Pubblichiamo una riflessione dell’Arcivescovo di Milano, cardinale Angelo Scola, Presidente del Centro Oasis (www.oasiscenter.eu.it), apparsa sul quotidiano nazionale Corriere della Sera nell’edizione di sabato 26 marzo 2016.

 

Il recente Rapporto sul genocidio dei cristiani in Medio Oriente, preparato dai Cavalieri di Colombo – un’associazione di circa 1.800.000 fedeli nata negli Stati Uniti ma ormai diffusa in vari Paesi del mondo –, reso pubblico lo scorso 9 marzo, ha la forma secca di un documento ufficiale: quasi 280 pagine di testimonianze sulla persecuzione che ISIS ha scatenato in Medio Oriente ai danni dei cristiani e delle altre minoranze religiose, con tanto di lista delle vittime e delle chiese distrutte e dati sul vergognoso mercato delle schiave, tuttora in corso. Ma dietro il tono asciutto, che non vuole concedere nulla ai sentimenti, s’indovina il dramma di intere comunità, sradicate dalle loro terre.

Solo pochi giorni dopo la pubblicazione di questo rapporto, il Segretario di Stato Kerry, a cui era indirizzato, ha qualificato i crimini di ISIS come genocidio, sulla scia di un’analoga risoluzione del Parlamento europeo. L’effetto politico che questa Dichiarazione potrà avere è tutto da vedere, ma certamente in una regione – il Medio Oriente – in cui a volte i fatti sembrano dissolversi nel prisma delle opposte interpretazioni, quella nuda lista di 1131 cristiani iracheni uccisi dal 2003 al 9 giugno 2014 (cioè prima della conquista di Mosul da parte di ISIS) adempie già una funzione essenziale, la memoria, «senza la quale – ha ricordato Papa Francesco parlando alla nazione armena – il male tiene ancora aperta la ferita».

A noi occidentali quella lista dice anche che gli attentati e le violenze che sconvolgono oggi alcune metropoli europee sono l’appendice di quell’amaro pane quotidiano di cui intere popolazioni, dall’Iraq alla Siria, dall’Afghanistan alla Somalia, per non parlare della Nigeria, si nutrono ormai da anni. Prenderne coscienza produce un moto di com-passione che non sostituisce ma allarga la riflessione sulla sicurezza.
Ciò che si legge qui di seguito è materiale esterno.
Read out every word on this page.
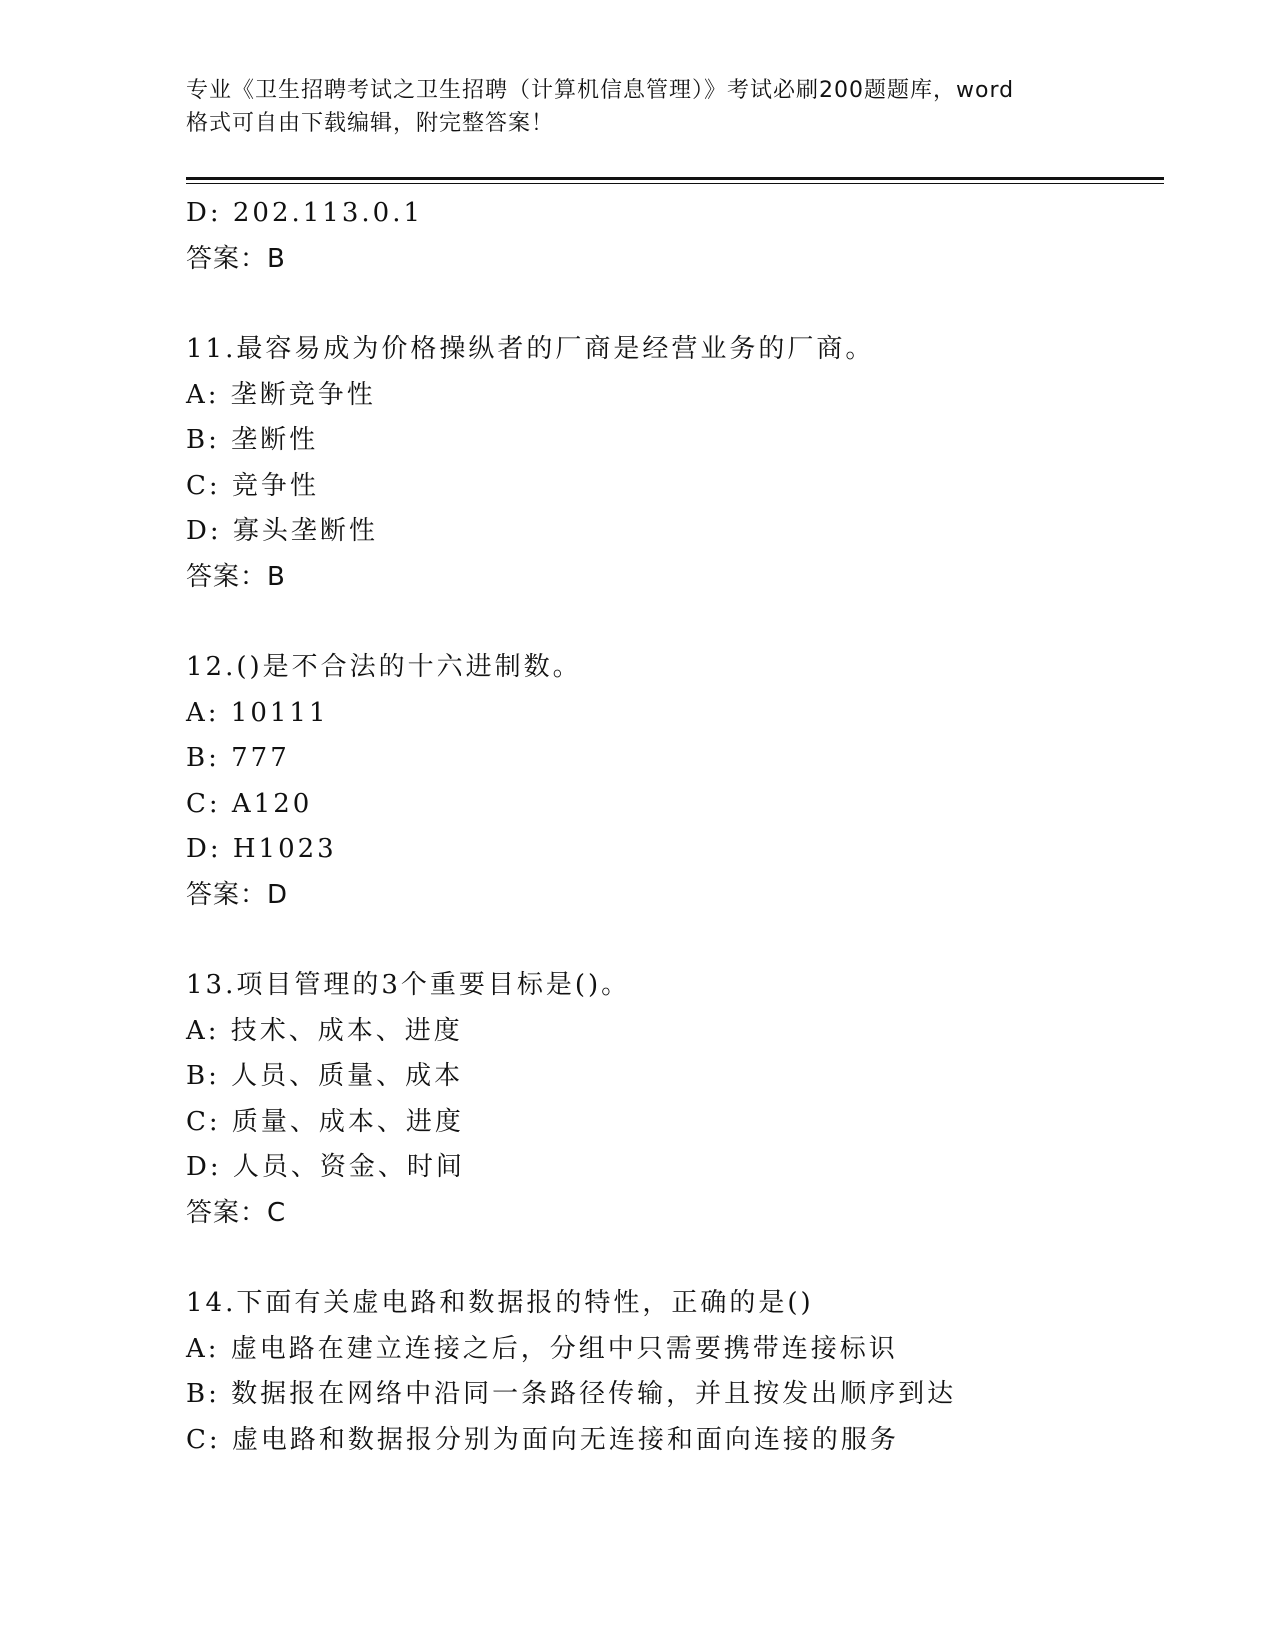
专业《卫生招聘考试之卫生招聘（计算机信息管理）》考试必刷200题题库，word
格式可自由下载编辑，附完整答案！
D: 202.113.0.1
答案：B
11.最容易成为价格操纵者的厂商是经营业务的厂商。
A: 垄断竞争性
B: 垄断性
C: 竞争性
D: 寡头垄断性
答案：B
12.()是不合法的十六进制数。
A: 10111
B: 777
C: A120
D: H1023
答案：D
13.项目管理的3个重要目标是()。
A: 技术、成本、进度
B: 人员、质量、成本
C: 质量、成本、进度
D: 人员、资金、时间
答案：C
14.下面有关虚电路和数据报的特性，正确的是()
A: 虚电路在建立连接之后，分组中只需要携带连接标识
B: 数据报在网络中沿同一条路径传输，并且按发出顺序到达
C: 虚电路和数据报分别为面向无连接和面向连接的服务
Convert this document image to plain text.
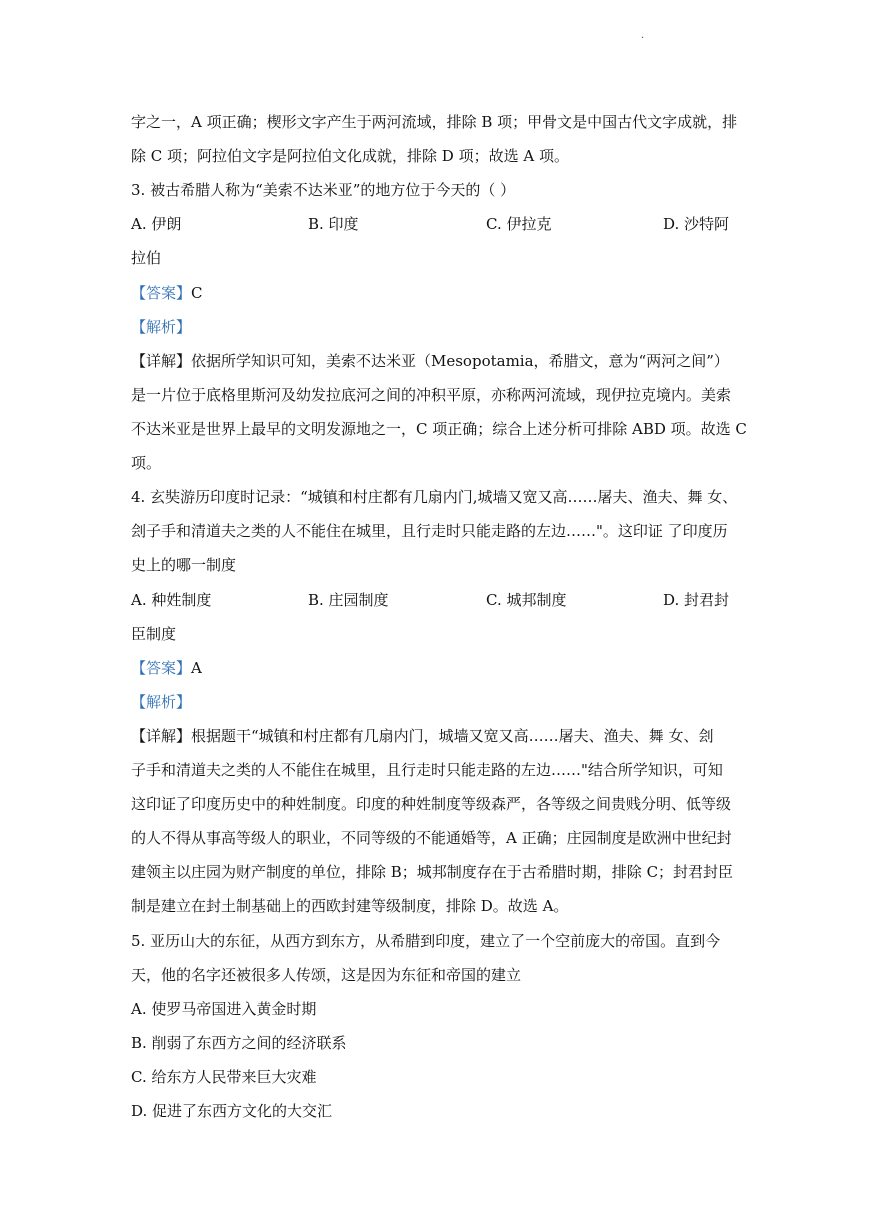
.
字之一，A 项正确；楔形文字产生于两河流域，排除 B 项；甲骨文是中国古代文字成就，排
除 C 项；阿拉伯文字是阿拉伯文化成就，排除 D 项；故选 A 项。
3. 被古希腊人称为“美索不达米亚”的地方位于今天的（ ）
A. 伊朗	B. 印度	C. 伊拉克	D. 沙特阿
拉伯
【答案】C
【解析】
【详解】依据所学知识可知，美索不达米亚（Mesopotamia，希腊文，意为“两河之间”）
是一片位于底格里斯河及幼发拉底河之间的冲积平原，亦称两河流域，现伊拉克境内。美索
不达米亚是世界上最早的文明发源地之一，C 项正确；综合上述分析可排除 ABD 项。故选 C
项。
4. 玄奘游历印度时记录：“城镇和村庄都有几扇内门,城墙又宽又高……屠夫、渔夫、舞 女、
刽子手和清道夫之类的人不能住在城里，且行走时只能走路的左边……"。这印证 了印度历
史上的哪一制度
A. 种姓制度	B. 庄园制度	C. 城邦制度	D. 封君封
臣制度
【答案】A
【解析】
【详解】根据题干“城镇和村庄都有几扇内门，城墙又宽又高……屠夫、渔夫、舞 女、刽
子手和清道夫之类的人不能住在城里，且行走时只能走路的左边……"结合所学知识，可知
这印证了印度历史中的种姓制度。印度的种姓制度等级森严，各等级之间贵贱分明、低等级
的人不得从事高等级人的职业，不同等级的不能通婚等，A 正确；庄园制度是欧洲中世纪封
建领主以庄园为财产制度的单位，排除 B；城邦制度存在于古希腊时期，排除 C；封君封臣
制是建立在封土制基础上的西欧封建等级制度，排除 D。故选 A。
5. 亚历山大的东征，从西方到东方，从希腊到印度，建立了一个空前庞大的帝国。直到今
天，他的名字还被很多人传颂，这是因为东征和帝国的建立
A. 使罗马帝国进入黄金时期
B. 削弱了东西方之间的经济联系
C. 给东方人民带来巨大灾难
D. 促进了东西方文化的大交汇
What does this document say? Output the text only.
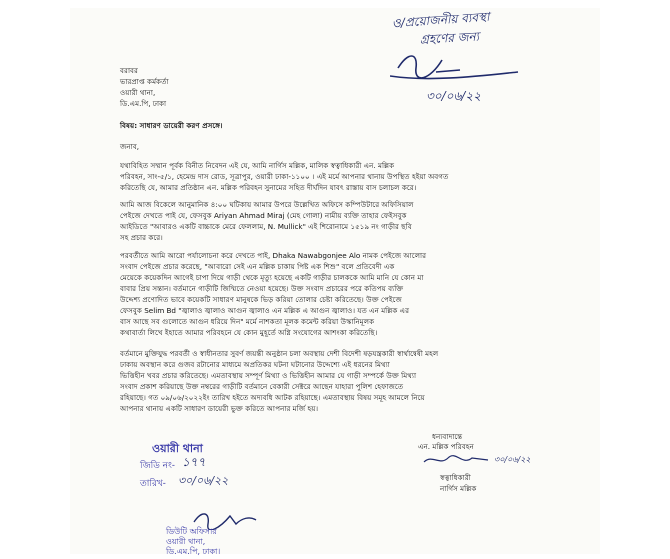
ও/প্রয়োজনীয় ব্যবস্থা
গ্রহণের জন্য
৩০/০৬/২২
বরাবর
ভারপ্রাপ্ত কর্মকর্তা
ওয়ারী থানা,
ডি.এম.পি, ঢাকা
বিষয়: সাধারণ ডায়েরী করণ প্রসঙ্গে।
জনাব,
যথাবিহিত সম্মান পূর্বক বিনীত নিবেদন এই যে, আমি নার্গিস মল্লিক, মালিক স্বত্বাধিকারী এন. মল্লিক
পরিবহন, সাং-৫/১, হেমেন্দ্র দাস রোড, সূত্রাপুর, ওয়ারী ঢাকা-১১০০ । এই মর্মে আপনার থানায় উপস্থিত হইয়া অবগত
করিতেছি যে, আমার প্রতিষ্ঠান এন. মল্লিক পরিবহন সুনামের সহিত দীর্ঘদিন যাবৎ রাস্তায় বাস চলাচল করে।
আমি আজ বিকেলে আনুমানিক ৪:০০ ঘটিকায় আমার উপরে উল্লেখিত অফিসে কম্পিউটারে অফিসিয়াল
পেইজে দেখতে পাই যে, ফেসবুক Ariyan Ahmad Miraj (মেহ গোলা) নামীয় ব্যক্তি তাহার ফেইসবুক
আইডিতে "আবারও একটি বাচ্চাকে মেরে ফেললাম, N. Mullick" এই শিরোনামে ১৫১৯ নং গাড়ীর ছবি
সহ প্রচার করে।
পরবর্তীতে আমি আরো পর্যালোচনা করে দেখতে পাই, Dhaka Nawabgonjee Alo নামক পেইজে আলোর
সংবাদ পেইজে প্রচার করেছে, "আবারো সেই এন মল্লিক চাকায় পিষ্ট এক শিশু" বলে প্রতিবেদী এক
মেয়েকে কয়েকদিন আগেই চাপা দিয়ে গাড়ী থেকে মৃত্যু হয়েছে একটি গাড়ীর চালককে আমি মানি যে কোন মা
বাবার প্রিয় সন্তান। বর্তমানে গাড়ীটি জিম্মিতে নেওয়া হয়েছে। উক্ত সংবাদ প্রচারের পরে কতিপয় ব্যক্তি
উদ্দেশ্য প্রণোদিত ভাবে কয়েকটি সাধারণ মানুষকে ভিড় করিয়া তোলার চেষ্টা করিতেছে। উক্ত পেইজে
ফেসবুক Selim Bd "জ্বালাও জ্বালাও আগুন জ্বালাও এন মল্লিক এ আগুন জ্বালাও। যত এন মল্লিক এর
বাস আছে সব গুলোতে আগুন ধরিয়ে দিন" মর্মে নাশকতা মূলক কমেন্ট করিয়া উস্কানিমূলক
কথাবার্তা লিখে ইহাতে আমার পরিবহনে যে কোন মুহূর্তে অগ্নি সংযোগের আশংকা করিতেছি।
বর্তমানে মুক্তিযুদ্ধ পরবর্তী ও স্বাধীনতার সুবর্ণ জয়ন্তী অনুষ্ঠান চলা অবস্থায় দেশী বিদেশী ষড়যন্ত্রকারী স্বার্থান্বেষী মহল
ঢাকায় অবস্থান করে গুজব রটানোর মাধ্যমে অপ্রতিকর ঘটনা ঘটানোর উদ্দেশ্যে এই ধরনের মিথ্যা
ভিত্তিহীন খবর প্রচার করিতেছে। এমতাবস্থায় সম্পূর্ণ মিথ্যা ও ভিত্তিহীন আমার যে গাড়ী সম্পর্কে উক্ত মিথ্যা
সংবাদ প্রকাশ করিয়াছে উক্ত নম্বরের গাড়ীটি বর্তমানে বেকারী সেক্টরে আছেন যাহারা পুলিশ হেফাজতে
রহিয়াছে। গত ০৯/০৬/২০২২ইং তারিখ হইতে অদ্যবধি আটক রহিয়াছে। এমতাবস্থায় বিষয় সমূহ আমলে নিয়ে
আপনার থানায় একটি সাধারণ ডায়েরী ভুক্ত করিতে আপনার মর্জি হয়।
ওয়ারী থানা
জিডি নং- ১৭৭
তারিখ- ৩০/০৬/২২
ডিউটি অফিসার
ওয়ারী থানা,
ডি.এম.পি, ঢাকা।
ধন্যবাদান্তে
এন. মল্লিক পরিবহন
৩০/০৬/২২
স্বত্বাধিকারী
নার্গিস মল্লিক
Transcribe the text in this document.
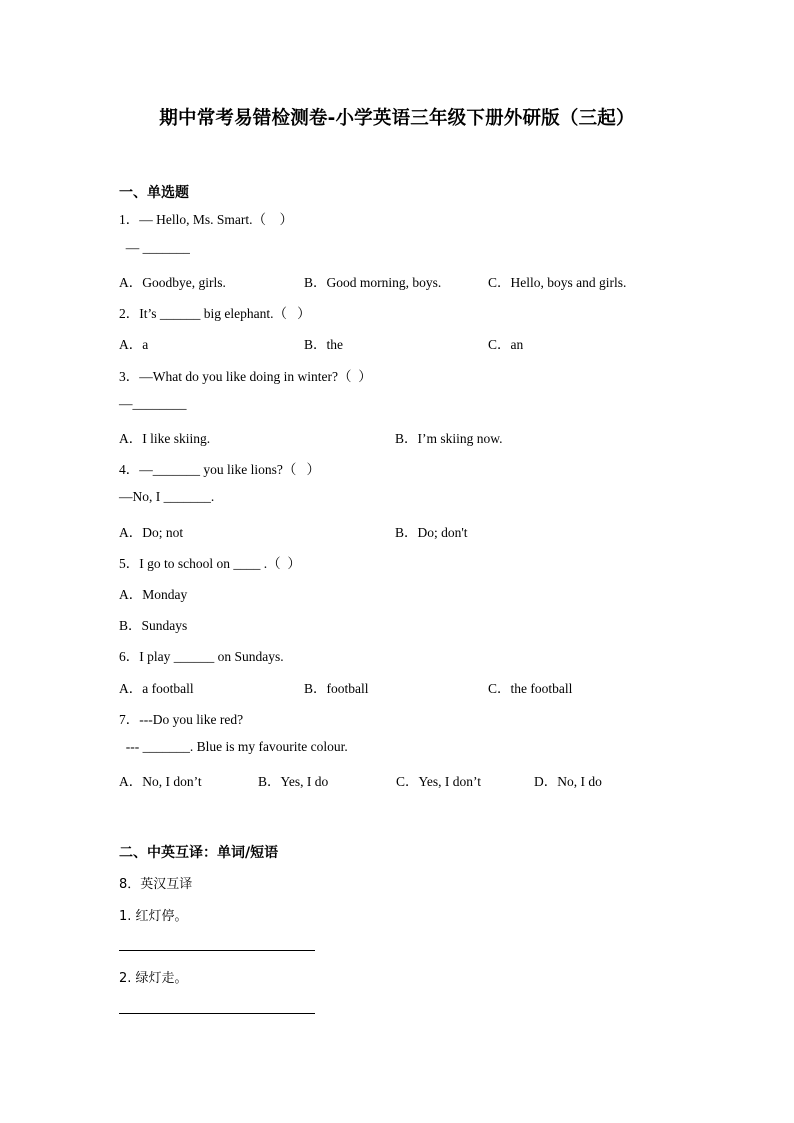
期中常考易错检测卷-小学英语三年级下册外研版（三起）
一、单选题
1．— Hello, Ms. Smart.（    ）
— _______
A．Goodbye, girls.	B．Good morning, boys.	C．Hello, boys and girls.
2．It’s ______ big elephant.（   ）
A．a	B．the	C．an
3．—What do you like doing in winter?（  ）
—________
A．I like skiing.	B．I’m skiing now.
4．—_______ you like lions?（   ）
—No, I _______.
A．Do; not	B．Do; don't
5．I go to school on ____ .（  ）
A．Monday
B．Sundays
6．I play ______ on Sundays.
A．a football	B．football	C．the football
7．---Do you like red?
--- _______. Blue is my favourite colour.
A．No, I don’t	B．Yes, I do	C．Yes, I don’t	D．No, I do
二、中英互译：单词/短语
8．英汉互译
1. 红灯停。
2. 绿灯走。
E tuttavia memoria e compassione, per quanto importanti, non sono sufficienti a cancellare il male: e allora, come non restare impotenti scorrendo gli elenchi di quelle vittime, e ora anche quelli di Bruxelles e di Parigi? Chi ridarà loro la vita?

La Pasqua che ci apprestiamo a vivere avanza da duemila anni una tenace risposta: l’uomo della Croce, risorgendo, «calpesta la morte di ogni comune mortale con la sua singolare morte». Come dice San Paolo scrivendo ai Corinzi: «la ingoia dal di sotto». È inutile nascondersi l’astrattezza con cui spesso, anche noi, cristiani almeno per cultura, circondiamo queste parole, riducendole a formule vuote («abbruttiti, anchilosati da intere generazioni di catechismo», scriveva provocatoriamente Charles Péguy in Getsemani). Più forte della nostra astrattezza però si staglia la pro-vocazione dei martiri a noi contemporanei che, seguendo la logica di Cristo e unendosi al suo sacrificio, ce lo rendono presente con un’immediatezza a cui – grazie a Dio – è difficile sottrarsi. È il caso appunto dei cristiani d’Iraq o delle quattro suore Missionarie della Carità (la congregazione fondata da Madre Teresa) uccise in Yemen il 4 marzo scorso. Quale speranza ha potuto spingerle ad andare là dove tutti fuggivano?

I nuovi martiri ci invitano a guardare al Crocifisso per trovare rinnovata speranza a livello personale, ecclesiale e sociale. La loro vicenda infatti, come ogni testimonianza autentica, possiede un’imponente dimensione pubblica, culturale e sociale, che attende ancora di essere raccolta e adeguatamente valorizzata. Con la sua stessa esistenza il martire denuncia il culto della violenza che si è diffuso in ampie parti del Medio Oriente e di cui oggi si raccolgono i tragici frutti. Ma soprattutto smaschera la contro-testimonianza dell’uomo bomba.

Il jihadista che pensa di poter imporre la “sua verità” attraverso la sofferenza delle sue vittime è l’opposto del martire, è l’anti-martire.

I martiri non sono andati a cercarsi la loro fine, ma nel momento della scelta non hanno avuto esitazioni: hanno creduto che il male non ha l’ultima parola. Ed è a questa certezza che noi ora abbiamo così bisogno d’attingere. Nel frastuono di commenti sui dolorosi fatti di Bruxelles, sono ancora queste umili voci a dirci la parola più vera.